We are admonished in the second epistle to the Corinthians not to be corrupted from "the simplicity that is in Christ." The word simplicity means more than plainness or unaffectedness Scholars tell us that in the Old Testament it was translated from the Hebrew word pethe, meaning "openness to good." In his translation, Moffat renders the apostle's phrase as "single devotion to Christ." Another translator, taking his text from the original Greek, translates simplicity as "free from any foreign admixture," and these terms are often used to describe a character of uprightness and purity. The sense of the phrase "simplicity that is in Christ" may therefore be rendered as the pure truth that is in Christ. Undoubtedly this is what Jesus meant when he said, "Before Abraham was, I am."

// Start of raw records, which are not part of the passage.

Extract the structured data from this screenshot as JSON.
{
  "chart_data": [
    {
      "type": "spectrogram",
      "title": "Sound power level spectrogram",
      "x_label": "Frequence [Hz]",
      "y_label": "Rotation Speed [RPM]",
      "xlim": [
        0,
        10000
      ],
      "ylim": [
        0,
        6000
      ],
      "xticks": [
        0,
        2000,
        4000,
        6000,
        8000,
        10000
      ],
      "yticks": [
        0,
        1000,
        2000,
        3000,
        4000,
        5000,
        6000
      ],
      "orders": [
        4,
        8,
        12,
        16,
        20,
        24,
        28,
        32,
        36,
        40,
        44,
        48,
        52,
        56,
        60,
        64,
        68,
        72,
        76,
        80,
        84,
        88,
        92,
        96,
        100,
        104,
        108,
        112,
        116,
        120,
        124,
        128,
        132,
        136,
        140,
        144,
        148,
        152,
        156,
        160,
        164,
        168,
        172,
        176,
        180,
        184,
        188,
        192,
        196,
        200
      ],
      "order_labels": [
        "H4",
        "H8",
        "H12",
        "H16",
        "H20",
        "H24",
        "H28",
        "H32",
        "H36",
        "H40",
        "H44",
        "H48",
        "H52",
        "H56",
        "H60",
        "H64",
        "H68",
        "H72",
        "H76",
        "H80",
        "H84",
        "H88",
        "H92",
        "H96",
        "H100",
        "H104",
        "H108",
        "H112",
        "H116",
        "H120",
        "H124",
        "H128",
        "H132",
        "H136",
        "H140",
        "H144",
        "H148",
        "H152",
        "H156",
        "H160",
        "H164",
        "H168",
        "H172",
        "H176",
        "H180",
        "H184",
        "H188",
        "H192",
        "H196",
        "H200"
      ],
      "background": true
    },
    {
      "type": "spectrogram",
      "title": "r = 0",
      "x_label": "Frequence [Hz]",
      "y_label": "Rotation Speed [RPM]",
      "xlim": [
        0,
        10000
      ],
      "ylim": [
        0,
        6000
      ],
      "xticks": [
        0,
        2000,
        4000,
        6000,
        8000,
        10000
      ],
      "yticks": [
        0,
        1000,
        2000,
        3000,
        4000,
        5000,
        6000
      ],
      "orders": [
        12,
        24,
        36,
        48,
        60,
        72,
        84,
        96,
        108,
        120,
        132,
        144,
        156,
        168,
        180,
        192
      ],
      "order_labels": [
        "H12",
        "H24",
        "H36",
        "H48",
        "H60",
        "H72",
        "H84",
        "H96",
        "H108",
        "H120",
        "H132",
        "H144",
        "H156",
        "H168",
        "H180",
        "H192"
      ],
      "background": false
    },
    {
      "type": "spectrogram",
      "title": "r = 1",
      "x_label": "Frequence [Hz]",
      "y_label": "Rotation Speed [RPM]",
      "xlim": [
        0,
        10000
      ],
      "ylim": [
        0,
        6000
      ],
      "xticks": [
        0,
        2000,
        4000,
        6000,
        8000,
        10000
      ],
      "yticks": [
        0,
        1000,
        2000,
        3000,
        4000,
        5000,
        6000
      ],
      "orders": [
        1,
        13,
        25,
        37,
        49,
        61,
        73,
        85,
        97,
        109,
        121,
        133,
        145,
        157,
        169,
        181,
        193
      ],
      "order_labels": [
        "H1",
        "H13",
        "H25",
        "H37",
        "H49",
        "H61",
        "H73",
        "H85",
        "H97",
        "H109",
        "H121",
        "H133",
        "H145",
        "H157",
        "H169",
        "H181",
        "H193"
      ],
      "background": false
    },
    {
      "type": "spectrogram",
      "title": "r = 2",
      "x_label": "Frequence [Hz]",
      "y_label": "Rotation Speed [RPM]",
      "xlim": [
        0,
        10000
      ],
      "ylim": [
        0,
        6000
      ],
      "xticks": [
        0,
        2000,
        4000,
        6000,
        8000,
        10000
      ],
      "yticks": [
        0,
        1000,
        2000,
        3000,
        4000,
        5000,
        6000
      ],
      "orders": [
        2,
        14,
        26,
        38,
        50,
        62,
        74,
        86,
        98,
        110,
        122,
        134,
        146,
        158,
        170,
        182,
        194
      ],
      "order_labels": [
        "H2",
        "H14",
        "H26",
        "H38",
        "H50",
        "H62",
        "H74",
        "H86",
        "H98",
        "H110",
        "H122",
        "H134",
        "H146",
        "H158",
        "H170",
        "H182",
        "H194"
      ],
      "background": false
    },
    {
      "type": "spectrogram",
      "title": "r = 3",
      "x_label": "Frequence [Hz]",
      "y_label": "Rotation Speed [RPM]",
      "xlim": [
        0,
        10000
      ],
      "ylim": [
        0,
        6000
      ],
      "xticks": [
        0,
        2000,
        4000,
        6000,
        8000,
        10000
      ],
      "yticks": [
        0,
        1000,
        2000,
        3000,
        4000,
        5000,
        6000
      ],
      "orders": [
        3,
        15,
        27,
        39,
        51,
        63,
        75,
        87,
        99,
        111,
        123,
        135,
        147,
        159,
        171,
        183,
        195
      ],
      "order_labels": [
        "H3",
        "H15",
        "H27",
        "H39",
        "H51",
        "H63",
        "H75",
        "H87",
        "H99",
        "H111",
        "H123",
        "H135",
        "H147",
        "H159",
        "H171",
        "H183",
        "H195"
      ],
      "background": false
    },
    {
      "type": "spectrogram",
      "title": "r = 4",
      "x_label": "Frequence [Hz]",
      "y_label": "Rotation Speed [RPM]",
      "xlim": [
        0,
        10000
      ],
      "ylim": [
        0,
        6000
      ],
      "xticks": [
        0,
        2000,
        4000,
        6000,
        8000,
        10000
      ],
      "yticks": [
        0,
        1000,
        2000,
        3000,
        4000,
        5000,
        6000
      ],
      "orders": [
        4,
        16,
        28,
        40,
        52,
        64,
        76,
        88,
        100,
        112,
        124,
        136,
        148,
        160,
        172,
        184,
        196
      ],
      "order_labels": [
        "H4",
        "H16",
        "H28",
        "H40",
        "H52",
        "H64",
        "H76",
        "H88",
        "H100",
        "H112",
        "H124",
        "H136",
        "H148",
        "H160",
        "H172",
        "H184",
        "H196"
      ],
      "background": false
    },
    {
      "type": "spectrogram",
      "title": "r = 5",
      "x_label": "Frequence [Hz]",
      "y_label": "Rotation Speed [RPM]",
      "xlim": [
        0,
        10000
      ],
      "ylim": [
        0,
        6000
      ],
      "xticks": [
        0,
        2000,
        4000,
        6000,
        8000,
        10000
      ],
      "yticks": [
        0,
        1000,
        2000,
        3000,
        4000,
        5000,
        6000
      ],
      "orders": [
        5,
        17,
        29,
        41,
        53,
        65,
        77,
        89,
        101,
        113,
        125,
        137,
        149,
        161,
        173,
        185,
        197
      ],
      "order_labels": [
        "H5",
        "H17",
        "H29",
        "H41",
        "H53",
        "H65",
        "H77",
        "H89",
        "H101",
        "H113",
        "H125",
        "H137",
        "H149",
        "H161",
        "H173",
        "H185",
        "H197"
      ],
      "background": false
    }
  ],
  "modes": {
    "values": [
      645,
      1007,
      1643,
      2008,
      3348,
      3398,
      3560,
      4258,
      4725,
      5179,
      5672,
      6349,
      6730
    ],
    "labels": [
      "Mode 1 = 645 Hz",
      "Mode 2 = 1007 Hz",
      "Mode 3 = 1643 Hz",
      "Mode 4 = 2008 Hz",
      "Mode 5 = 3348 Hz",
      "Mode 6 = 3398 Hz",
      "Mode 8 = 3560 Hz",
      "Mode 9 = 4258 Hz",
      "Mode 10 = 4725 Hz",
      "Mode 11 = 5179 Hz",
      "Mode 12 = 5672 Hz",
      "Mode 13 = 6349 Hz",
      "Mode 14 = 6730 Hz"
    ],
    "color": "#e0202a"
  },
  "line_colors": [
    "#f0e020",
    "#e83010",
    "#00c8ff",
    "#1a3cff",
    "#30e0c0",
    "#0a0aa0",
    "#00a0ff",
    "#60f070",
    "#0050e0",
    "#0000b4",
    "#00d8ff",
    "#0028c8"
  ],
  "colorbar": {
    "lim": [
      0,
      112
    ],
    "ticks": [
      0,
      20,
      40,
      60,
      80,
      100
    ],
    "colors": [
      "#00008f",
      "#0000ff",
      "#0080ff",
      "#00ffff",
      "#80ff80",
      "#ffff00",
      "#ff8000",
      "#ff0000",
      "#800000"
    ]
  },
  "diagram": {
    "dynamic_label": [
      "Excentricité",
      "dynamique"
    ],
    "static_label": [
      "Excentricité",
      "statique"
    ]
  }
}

Pure truth has always existed in the divine Mind, and its best human exponent was Christ Jesus, who by his thoughts, words, and works of healing proved that he understood its full meaning and the power that accompanies this spiritual understanding. No one characteristic was ever more accentuated by the Master than that of simplicity. In his sermons and in his acts excesses found no place. The impeccable style of his speech, the dignity of his conduct, the grandeur of his purpose, and the might of his deeds were all marked by the enduring quality of simplicity. He was truly unselfish, and herein is the secret of his ability to embody the fulness of the divine idea. Jesus denied the mortal sense; he declared Christ, the spiritual sense of being. By denying material sense he was able to express God, or good, and through his perpetual communion with the one divine Mind lie was able to manifest the fundamentals of spirituality and of true greatness.